In Reaktion auf diese Entwicklung zogen die Greens über den Atlantik nach London, was damals das große Zentrum des Bankenwesens in der Welt darstellte. 1867 ging es in die Hauptstadt des Britischen Weltreichs. Bis 1873 sollten sie dort wohnhaft bleiben – auch die beiden Kinder aus dieser Ehe (Sohn Edward, „Ned“ genannt, und Tochter Harriet Sylvia Ann, „Sylvia“ gerufen) sollten dort geboren werden. Danach ging es wieder zurück nach New York.

Über diese Jahre waren beide Greens weiterhin als Investoren aktiv. Aber Hetty war doch deutlich besser darin. Ihr Mann Edward war dagegen sogar derart schlecht, dass seine Frau ihn aus den Schulden holen musste. Edwards Scheitern kumulierte nämlich 1885 zu einem Schuldenberg von 700.000 US-Dollar (heute entspräche dies ca. 22 Millionen Dollar). Um an diese Schulden einzutreiben, hielt die Bank 26 Millionen Dollar (heute: ca. 830 Millionen Dollar) von Hetty Green fest, bis die Säumnisse ihres Ehemanns beglichen wären. Weil niemand sonst bereit war, diese Summen beizusteuern, musste Hetty Green zähneknirschend die Schulden ihres Ehemanns zahlen, um an ihre Millionen zu kommen. Sie würde das ihrem Mann bis zu dessen Tod 1902 nie verzeihen.

In den folgenden Jahren war sie extrem erfolgreich als Geschäftsfrau. Ihre größte Stunde war vermutlich eine Wirtschaftskrise 1907. Hetty Green hatte diesen Crash vorhergesehen und ihre Investitionen daran angepasst. So konnte sie massiv aus dieser Krise profitieren – vor allem, indem sie zuvor große Mengen an Ersparnissen bereitgehalten hatte, um Bankiers in Schwierigkeiten mit hochverzinsten Krediten über den Tiefpunkt zu helfen.

Diese Erfolge brachten Green den Spitznamen Königin der Wall Street (engl. Queen of Wall Street). Sie war sogar so erfolgreich, dass Politiker sie um Rat fragten, wie die Krise zu überwinden sei – 1907 für eine Frau absolut ungewöhnlich.

Ihr Geschlecht, zusammen mit dem Gemeinplatz, Erfolg ziehe eben Neider an, sorgten jedoch auch dafür, dass andere sie als Hexe der Wall Street (engl. Witch of Wall Street) titulierten. Der Stein des Anstoßes war ihre schon fast absurde Sparsamkeit. Damit stand sie im krassen Kontrast zu den meisten Kapitalisten der Stadt, die regelmäßig mit teuren Feiern, Anschaffungen usw. angaben und sich ihren Status sicherten. Green erklärte ihre sparsame Haltung mit einem Wunsch danach, mit günstigen Dingen glücklich zu sein, anstatt immer teurere Sachen zu brauchen. Außerdem führte sie es auf ihren Glauben als Quäkerin zurück, was sich auch damit deckte, dass sie häufig für wohltätige Zwecke spendete – allerdings stets heimlich, weil sie es nicht für Aufmerksamkeit tat. Vielleicht wegen dieser Geheimhaltung wurde sie von vielen für ihre Sparsamkeit kritisch beäugt bis verschrien.

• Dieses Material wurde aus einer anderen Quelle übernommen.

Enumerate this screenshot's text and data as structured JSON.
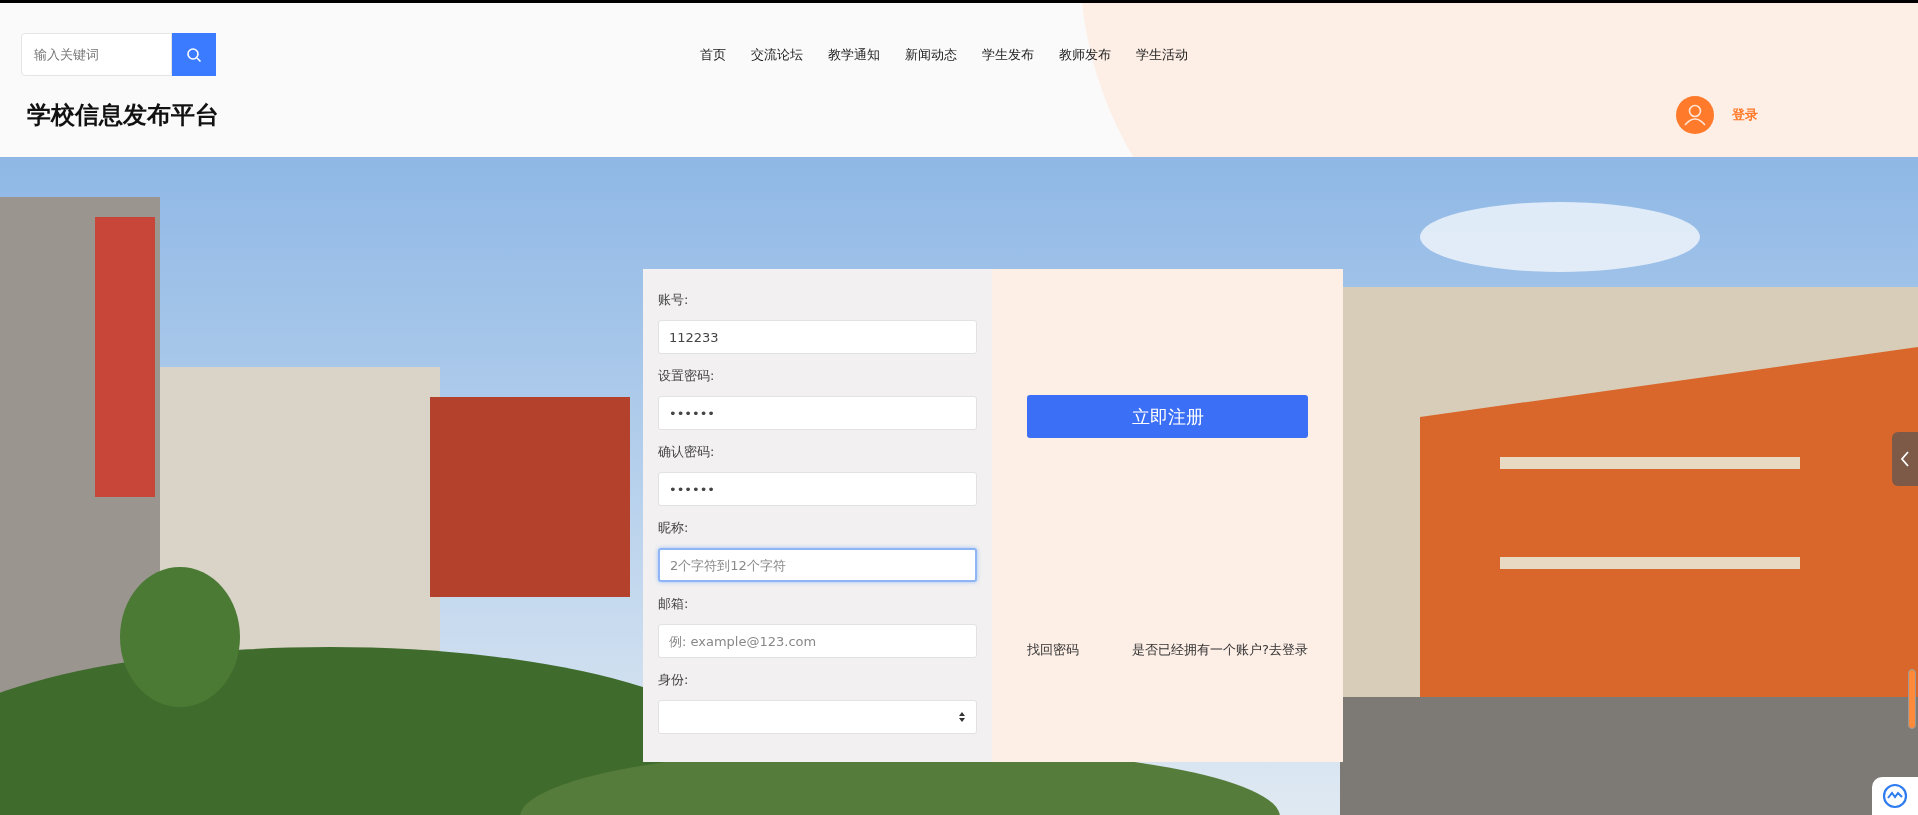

Einerseits muss man zugeben, dass Hetty Green es damit wirklich absurd weit trieb. Bspw. hatte sie zur jeder Zeit nur ein einziges Kleid (in schwarz), welches sie solange trug, sie es auseinanderfiel. Erst dann kaufte sie sich ein neues. Sie ließ es auch immer nur an den dreckigsten Stellen reinigen, um Seife zu sparen. Also normal war das selbst für arme Leute nicht.

Andererseits wurde ihr Geiz von ihren Feinden und den Medien überhöht dargestellt. Das extremste Beispiel hierfür wäre eine Krankheit ihres Sohnes, welche darin endete, dass der junge Ned ein Bein verlor – es musste amputiert werden. Darüber erzählte man, sie wäre zu geizig gewesen, um einen Arzt zu bezahlen, das Bein ihres eigenen Kindes zu retten. In Wirklichkeit gab Hetty Green ein kleines Vermögen aus, in der Hoffnung, ihren Sohn heilen zu lassen. Die Medizin der Zeit reichte nur nicht als.

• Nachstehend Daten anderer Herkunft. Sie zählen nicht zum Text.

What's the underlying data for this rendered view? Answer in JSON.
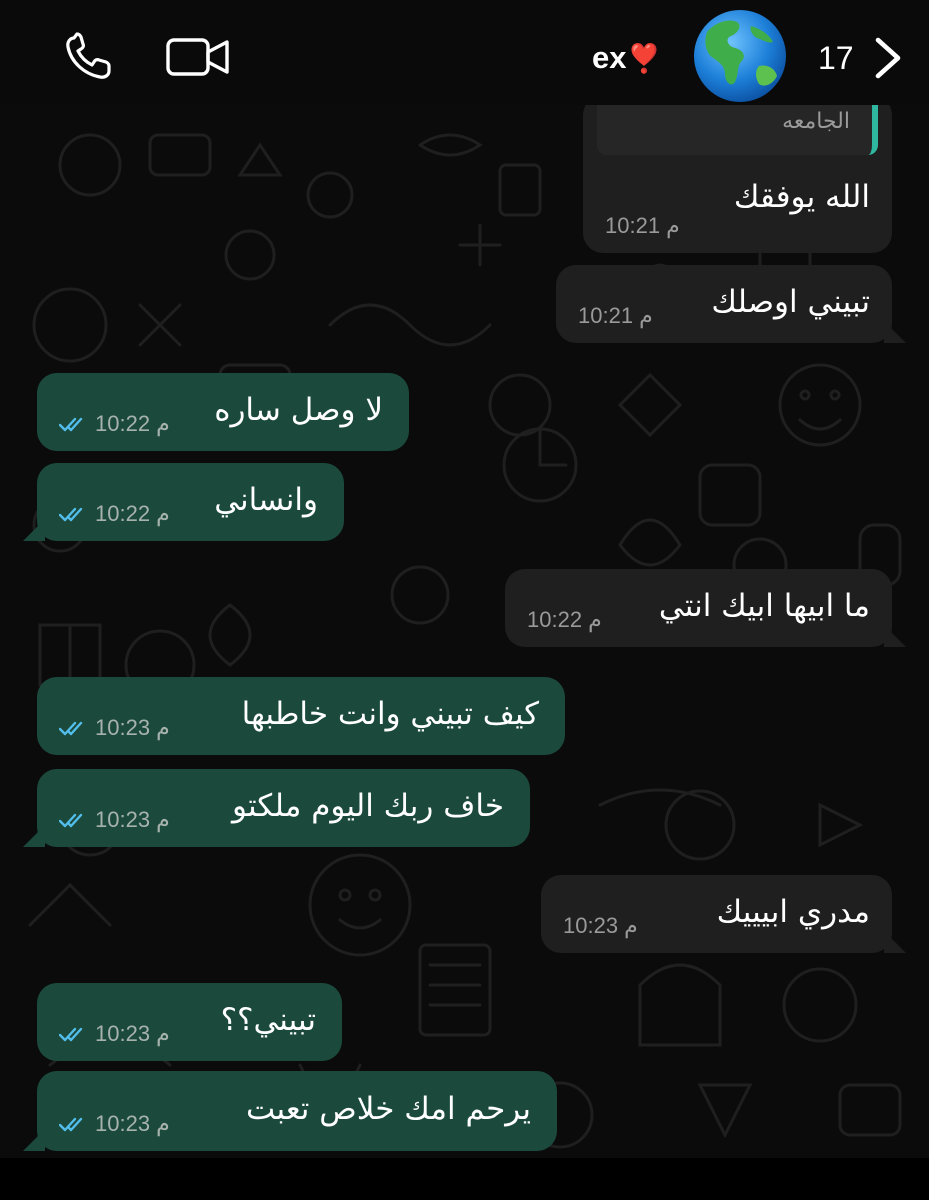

Offenbar konnten sich viele der patriarchalischen Leute ihrer Zeit eine reiche Geschäftsfrau nur erklären, wenn diese eine „Hexe“ wäre. Soweit wir das beurteilen können, war die Dame ziemlich genervt von ihrer Darstellung in den Medien, ließ sich davon jedoch nicht entmutigen, eine der erfolgreichsten Investorinnen ihrer Zeit zu sein. Hetty Green starb am 3. Juli 1916 in New York in Gegenwart ihres Sohns. Sie war noch kurz zuvor zur Episkopalkirche konvertiert, um neben ihrem verstorbenen Ehemann beerdigt werden zu können. Ihren Kindern hinterließ sie ein Vermögen, das auf 100 bis 200 Million Dollar geschätzt wird (entspräche heute 2,7 bis 5,4 Milliarden Dollar).